Toggle capabilities per agent:

json
{
  "features": {
    "recording": { "enabled": true },
    "transcription_enabled": true
  }
}
FeatureEffect When Disabled
recordingNo call recording is started
transcription_enabledNo transcript persistence, no transcript data packets, no post-call transcript analysis

Post-Call Intelligence

Configure what analysis runs after each call ends.

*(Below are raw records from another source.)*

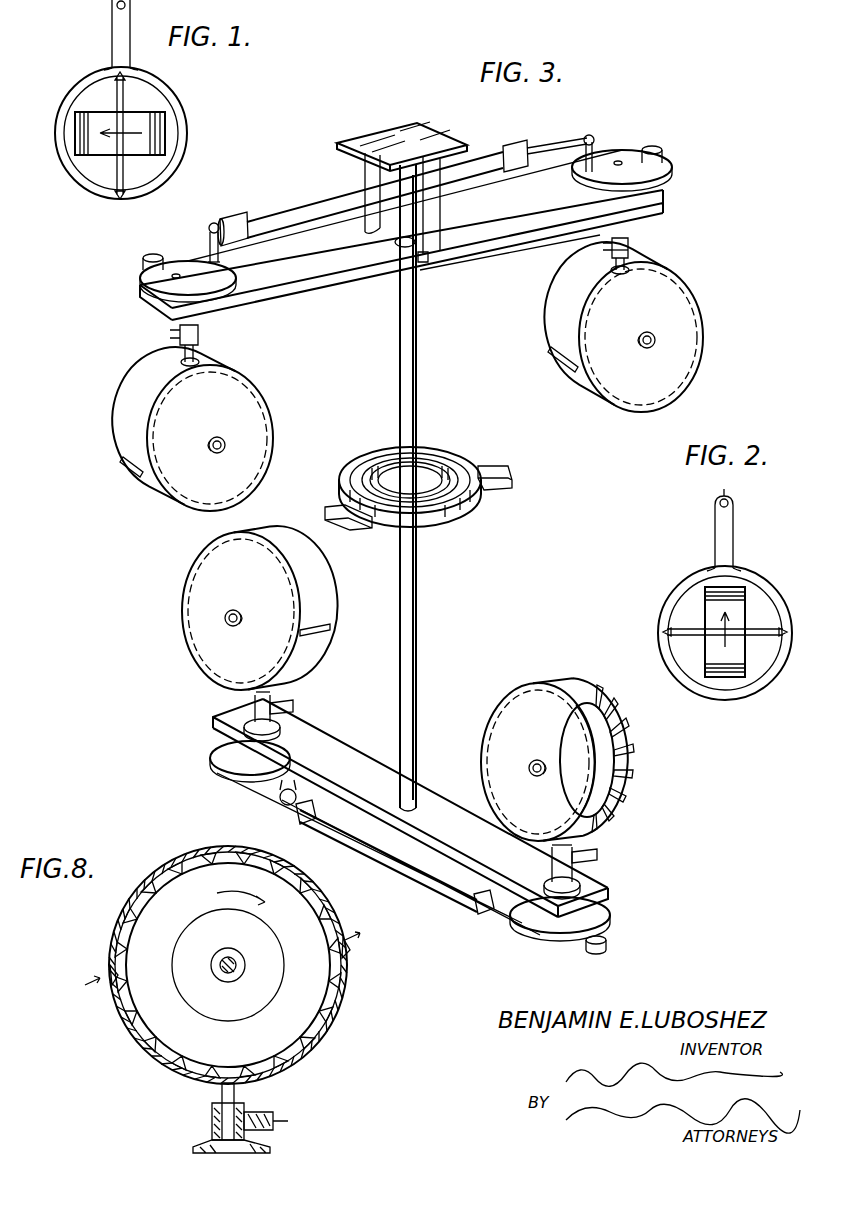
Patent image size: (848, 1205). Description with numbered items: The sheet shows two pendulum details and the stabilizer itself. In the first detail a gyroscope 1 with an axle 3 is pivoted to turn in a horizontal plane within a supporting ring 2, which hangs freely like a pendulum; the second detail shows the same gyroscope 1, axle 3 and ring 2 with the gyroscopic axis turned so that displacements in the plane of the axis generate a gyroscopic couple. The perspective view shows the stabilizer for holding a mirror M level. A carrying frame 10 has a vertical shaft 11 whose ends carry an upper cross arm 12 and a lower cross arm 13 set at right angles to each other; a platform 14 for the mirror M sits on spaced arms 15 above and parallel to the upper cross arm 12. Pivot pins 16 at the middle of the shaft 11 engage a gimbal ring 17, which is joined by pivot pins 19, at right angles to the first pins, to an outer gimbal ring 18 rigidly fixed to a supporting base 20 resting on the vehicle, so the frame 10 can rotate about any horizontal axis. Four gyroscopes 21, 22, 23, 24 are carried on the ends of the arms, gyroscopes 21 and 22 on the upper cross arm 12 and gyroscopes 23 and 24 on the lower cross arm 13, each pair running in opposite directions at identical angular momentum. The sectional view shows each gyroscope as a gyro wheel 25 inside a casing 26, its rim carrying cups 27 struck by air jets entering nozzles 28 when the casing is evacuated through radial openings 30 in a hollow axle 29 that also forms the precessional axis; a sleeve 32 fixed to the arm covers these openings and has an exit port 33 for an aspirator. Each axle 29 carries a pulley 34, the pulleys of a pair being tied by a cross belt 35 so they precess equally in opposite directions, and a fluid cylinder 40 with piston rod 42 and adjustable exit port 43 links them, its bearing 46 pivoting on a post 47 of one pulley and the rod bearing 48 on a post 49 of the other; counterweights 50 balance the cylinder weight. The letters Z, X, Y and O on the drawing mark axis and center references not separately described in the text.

In FIG. 1, the gyroscope 1 is at (150, 115).
In FIG. 2, the gyroscope 1 is at (742, 650).
In FIG. 1, the supporting ring 2 is at (170, 95).
In FIG. 2, the supporting ring 2 is at (682, 588).
In FIG. 1, the axle 3 is at (126, 160).
In FIG. 2, the axle 3 is at (698, 628).
In FIG. 3, the carrying frame 10 is at (342, 288).
In FIG. 3, the vertical shaft 11 is at (420, 590).
In FIG. 3, the upper cross arm 12 is at (478, 233).
In FIG. 3, the lower cross arm 13 is at (350, 760).
In FIG. 3, the platform 14 is at (340, 146).
In FIG. 3, the spaced arms 15 is at (445, 160).
In FIG. 3, the pivot pins 16 is at (390, 455).
In FIG. 3, the gimbal ring 17 is at (445, 452).
In FIG. 3, the outer gimbal ring 18 is at (360, 458).
In FIG. 3, the pivot pins 19 is at (450, 468).
In FIG. 3, the supporting base 20 is at (510, 474).
In FIG. 3, the gyroscope 21 is at (138, 385).
In FIG. 3, the gyroscope 22 is at (692, 280).
In FIG. 3, the gyroscope 23 is at (185, 584).
In FIG. 3, the gyroscope 24 is at (496, 712).
In FIG. 3, the gyro wheel 25 is at (605, 702).
In FIG. 8, the gyro wheel 25 is at (190, 868).
In FIG. 3, the casing 26 is at (556, 690).
In FIG. 8, the casing 26 is at (340, 1018).
In FIG. 3, the cups 27 is at (620, 758).
In FIG. 8, the cups 27 is at (330, 916).
In FIG. 3, the nozzles 28 is at (548, 352).
In FIG. 8, the nozzles 28 is at (108, 966).
In FIG. 3, the axle 29 is at (630, 246).
In FIG. 8, the axle 29 is at (222, 1096).
In FIG. 8, the radial openings 30 is at (212, 1118).
In FIG. 3, the sleeve 32 is at (250, 712).
In FIG. 8, the sleeve 32 is at (205, 1138).
In FIG. 3, the exit port 33 is at (293, 706).
In FIG. 8, the exit port 33 is at (275, 1116).
In FIG. 3, the pulley 34 is at (168, 262).
In FIG. 3, the cross belt 35 is at (270, 798).
In FIG. 3, the fluid cylinder 40 is at (305, 208).
In FIG. 3, the piston rod 42 is at (542, 148).
In FIG. 3, the adjustable exit port 43 is at (242, 216).
In FIG. 3, the bearing 46 is at (214, 222).
In FIG. 3, the post 47 is at (204, 248).
In FIG. 3, the bearing 48 is at (594, 140).
In FIG. 3, the post 49 is at (586, 136).
In FIG. 3, the counterweights 50 is at (148, 256).
In FIG. 3, the mirror M is at (368, 135).
In FIG. 3, the vertical axis Z is at (403, 260).
In FIG. 3, the center point O is at (420, 455).
In FIG. 3, the horizontal axis X is at (478, 462).
In FIG. 3, the horizontal axis Y is at (470, 504).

See the Post-Call Intelligence guide for full details.

json
{
  "post_call": {
    "recording": { "enabled": true },
    "summary": { "enabled": true },
    "structured_extraction": {
      "json_schema": {
        "type": "object",
        "properties": {
          "appointment_booked": { "type": "boolean" },
          "follow_up_date": { "type": "string" }
        }
      }
    },
    "evaluation": {
      "rubric": "Did the agent successfully qualify the lead and book a follow-up?"
    }
  }
}

Auto-Generation

Describe your ideal agent in plain English and let Rymi generate the full persona/playbook bundle:

bash
curl -X POST https://api.rymi.live/v1/agents/generate \
  -H "Authorization: Bearer YOUR_API_KEY" \
  -H "Content-Type: application/json" \
  -d '{
    "prompt": "A friendly female sales agent who speaks English with an American accent and sells insurance plans",
    "options": { "llm_provider": "gemini", "voice": "Aoede" }
  }'

The response includes a draft object and a compiled_prompt_preview you can review before creating the agent.